Тяжела и нелегка была её работа, особенно когда разносила она вести о смерти близких людей. Репродуктор в центре села вещал о победе советской армии на всех фронтах, бои уже шли за пределами страны, а похоронки всё шли и шли. Каждую она пропустила через своё сердце, каждый раз опасаясь увидеть фамилию собственного мужа. Как забудешь, как за ночь седели женщины, получивший на руки этот клочок бумаги, как выли и бились головой о стол, понимая, что остались без кормильца, одни одинешеньки с кучей детишек на руках.

Но сегодня похоронок не было, были письма и Агата разносила их по бригадам и домам с легким сердцем, видя, как светлеют лица адресатов, получивших заветный треугольник, как заливаются слезами радости их лица и как целуют они весточки, порою многомесячной давности, с фронта. Всюду Агату пытались обнять и расцеловать, совали в карманы гостинцы, парёнки, пирог с кисляткой, рафинд, для её ребятишек, радуясь тому, что близкие люди живы.

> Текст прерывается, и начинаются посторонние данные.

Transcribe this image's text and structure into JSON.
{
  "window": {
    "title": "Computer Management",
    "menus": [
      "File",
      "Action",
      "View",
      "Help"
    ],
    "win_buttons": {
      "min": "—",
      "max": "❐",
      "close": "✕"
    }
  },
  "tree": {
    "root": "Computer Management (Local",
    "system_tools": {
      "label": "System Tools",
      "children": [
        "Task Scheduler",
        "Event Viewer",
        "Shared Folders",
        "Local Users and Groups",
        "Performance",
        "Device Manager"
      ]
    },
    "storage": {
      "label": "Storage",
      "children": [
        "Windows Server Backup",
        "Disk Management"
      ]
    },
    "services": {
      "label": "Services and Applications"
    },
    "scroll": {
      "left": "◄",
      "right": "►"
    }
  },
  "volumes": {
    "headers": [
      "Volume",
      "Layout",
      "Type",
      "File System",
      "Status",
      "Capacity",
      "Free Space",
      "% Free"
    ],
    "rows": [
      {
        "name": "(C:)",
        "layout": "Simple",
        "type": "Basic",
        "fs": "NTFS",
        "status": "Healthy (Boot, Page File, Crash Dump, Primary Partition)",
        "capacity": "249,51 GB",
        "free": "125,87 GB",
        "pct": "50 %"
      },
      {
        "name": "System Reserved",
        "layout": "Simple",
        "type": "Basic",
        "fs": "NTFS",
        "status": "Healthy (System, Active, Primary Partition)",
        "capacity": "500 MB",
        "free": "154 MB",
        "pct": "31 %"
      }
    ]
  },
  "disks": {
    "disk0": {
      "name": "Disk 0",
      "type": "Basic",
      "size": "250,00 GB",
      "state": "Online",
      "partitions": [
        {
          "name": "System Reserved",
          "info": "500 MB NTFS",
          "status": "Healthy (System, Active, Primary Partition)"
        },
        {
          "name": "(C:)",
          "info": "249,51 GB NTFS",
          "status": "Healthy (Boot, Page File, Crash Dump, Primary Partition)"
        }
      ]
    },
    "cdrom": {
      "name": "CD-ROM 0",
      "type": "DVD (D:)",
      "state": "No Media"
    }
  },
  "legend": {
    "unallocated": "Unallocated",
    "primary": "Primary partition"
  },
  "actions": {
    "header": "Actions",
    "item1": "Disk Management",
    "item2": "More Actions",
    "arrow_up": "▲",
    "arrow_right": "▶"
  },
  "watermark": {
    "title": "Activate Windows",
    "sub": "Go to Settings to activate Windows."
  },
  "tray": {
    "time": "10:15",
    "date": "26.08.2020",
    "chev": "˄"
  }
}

Вот и Анна не стала исключением, усадила за стол, налила духмяного чая, сама, шевеля губами медленно прочла письмо и аккуратно сложила обратно в треугольник. Агата, следившая за тем, как она читает спросила с беспокойством:

-Анна Егоровна, всё ли ладно? Я смотрю ты сама не своя!

-Всё хорошо, Агата-ответила Анна, наблюдая за детьми, которые под руководством Аполлинария Поликарповича пускали кораблики в деревянном корыте. Розовый от первого весеннего солнца Костик, Вовка, сын Зинаиды, Сергей и Павел дети Васи, Поля дочь Насти, и маленькая, годовалая Анечка, дочка Нюры в сером платке, завязанным на спине узлом весело смеялись и брызгались водой.

Маленький теленок на тонких ножках скакал по загородке, радуясь солнцу, встрепанный петух зорко охранял двух оставшихся в живых после зимы паруний, скворец заливался на ветке, у старого скворечника, а она вдруг ясно ощутила, что скоро всё закончится, война эта проклятущая, голод, страх уйдут.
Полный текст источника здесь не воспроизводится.